Örneğin akaryakıtın buharlaşabilen bir sıvı olduğu düşünülürse oluşan buharın yükleme ve boşaltma sırasında atmosfere karışması havayı kirletebilir. Taşıma sırasında yaşanacak bir sızıntı ya da trafik kazasında yükün çevreye yayılması yer altı ve yer üstündeki su kaynaklarını veya tarım topraklarını dahi uzun süre kullanılamayacak şekilde kirletebilir.

Türkiye, ADR’ye 2005’ten beri taraf

 Tehlikeli maddelerin insan sağlığına ve çevreye zarar vermeden, güvenli ve düzenli şekilde taşınması, başlı başına denetim altında tutulması gereken bir süreç ve bu süreci doğru yönetebilmek için oluşturulmuş yönergeler bulunuyor. Tehlikeli madde taşımacılığı söz konusu olduğunda Tehlikeli Malların Karayolu ile Uluslararası Taşımacılığına İlişkin Anlaşma, kısa adıyla ADR akla geliyor.

Birleşmiş Milletler Avrupa Ekonomik Komisyonu himayesinde 30 Eylül 1957 tarihinde Cenevre’de yapılmış olan ADR, 29 Ocak 1968 tarihinde yürürlüğe girdi. Türkiye, “Tehlikeli Malların Karayolu ile Uluslararası Taşımacılığına İlişkin Anlaşma” olan ADR'ye 30 Kasım 2005 tarih ve 5434 sayılı kanunla taraf oldu ve süreç 22 Mart 2010 tarihinde Birleşmiş Milletler tarafından Türkiye’nin üyeliğinin resmen kabul edip bildirmesiyle tamamlandı. Doğal olarak tehlikeli madde taşımacılığı ile ilgili yönergeler ADR’den ibaret değil.

Taşımacılığın karayolu boyutu dışında kalan demir, deniz ve hava yolları da bulunuyor. Aynı şey tehlikeli madde taşımacılığı için de geçerli ve her bir mod için ayrı kurallar mevcut. ADR dışında denizyolu için IMDG, havayolu için DGR, demiryolu için RID, kanal taşımacılığı için ise ADNR çok önemli konvansiyonlar olarak öne çıkıyor. Türkiye’de karayolu taşımacılığının yaygın kullanılması ve yüklerin taşınmasında kamuya açık yolların kullanılması önceliğin ADR’ye verilmesine neden oluyor.

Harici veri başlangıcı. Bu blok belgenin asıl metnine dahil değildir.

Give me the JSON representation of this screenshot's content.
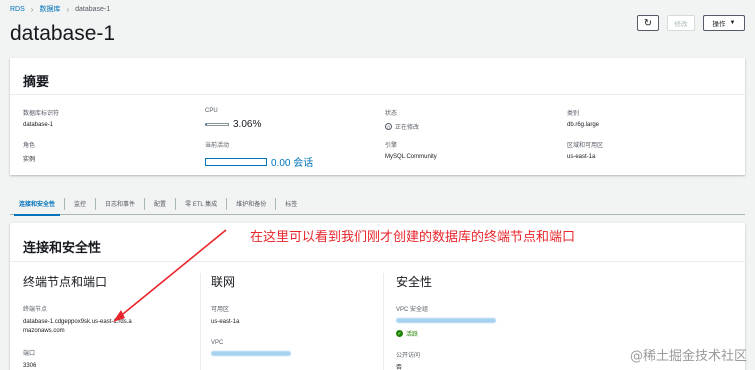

Amaç insanı ve doğayı korumak

Temel amacı tehlikeli maddelerin güvenli şekilde taşınmasının sağlanması olan ADR ile ayrıca, tehlikeli yüklerin sınıflandırılması, şartların belirlenmesi, güzergâhların ve park yerlerinin belli kriterlere uygun hale getirilmesi de amaçlanıyor. Tehlikeli madde yapısı, özellikleri veya kendi durumlarından dolayı taşınması sırasında yaşam alanları, genel düzen, önemli eşya ve mallar, insanlar, hayvanlar ve çevre için tehlike oluşturan madde ve nesneler olarak tanımlanıyor.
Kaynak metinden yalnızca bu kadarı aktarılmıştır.